The Jazz were 14-for-22 on threes, Korver making 6-for-8, Okur 4-for-7 and Williams 3-for-4. And they shot 51 percent from the field.

"D-Will did such a great job creating open shots for us, and just make it down, and it really felt good,' said Okur, who had 14 points, three steals and seven rebounds.

Boozer said he saw the rebounding differential and made up his mind to do something about it in the second half. "I put it all on my back,' he said. "I told myself I'm going to go out there and get all of them, get as many as I can get. I challenged myself to get every rebound I can get. I told the guys, 'You make them miss, I'll go get them."

The Jazz play at Denver Wednesday night at 7, and they are keenly aware of how badly Denver beat them on Jan. 17, 120-109, one of their two January losses.

"Yeah, they beat us to death,' said Sloan. "We didn't give them much of a battle. I was disappointed in the way we played and the way we tried to play against them. We tried those (long) kind of shots.

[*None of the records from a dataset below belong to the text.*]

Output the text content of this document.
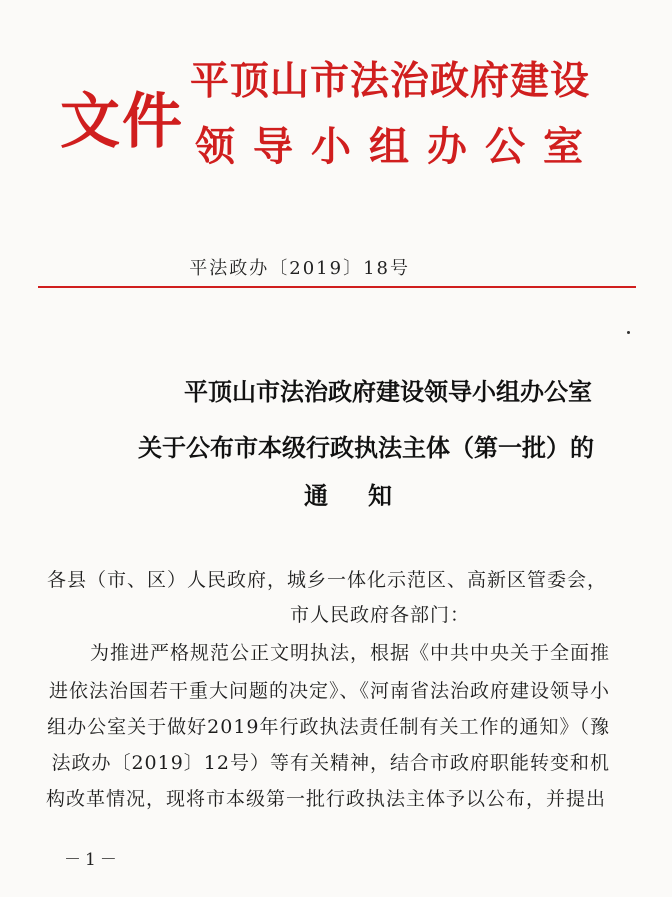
平顶山市法治政府建设
领导小组办公室
文件
平法政办〔2019〕18号
平顶山市法治政府建设领导小组办公室
关于公布市本级行政执法主体（第一批）的
通知
各县（市、区）人民政府，城乡一体化示范区、高新区管委会，
市人民政府各部门：
为推进严格规范公正文明执法，根据《中共中央关于全面推
进依法治国若干重大问题的决定》、《河南省法治政府建设领导小
组办公室关于做好2019年行政执法责任制有关工作的通知》（豫
法政办〔2019〕12号）等有关精神，结合市政府职能转变和机
构改革情况，现将市本级第一批行政执法主体予以公布，并提出
－1－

They made their 3-point shots and made us look like we hadn't been in the ballgame. We have to try to get the ball inside to try to play against them, if that's at all possible.'

"We played pretty bad and got embarrassed on their floor,' recalled Williams. "This is going to be an important game to pick up two full games in the standings.' Utah has a one-game lead over the Nuggets in the Northwest Division.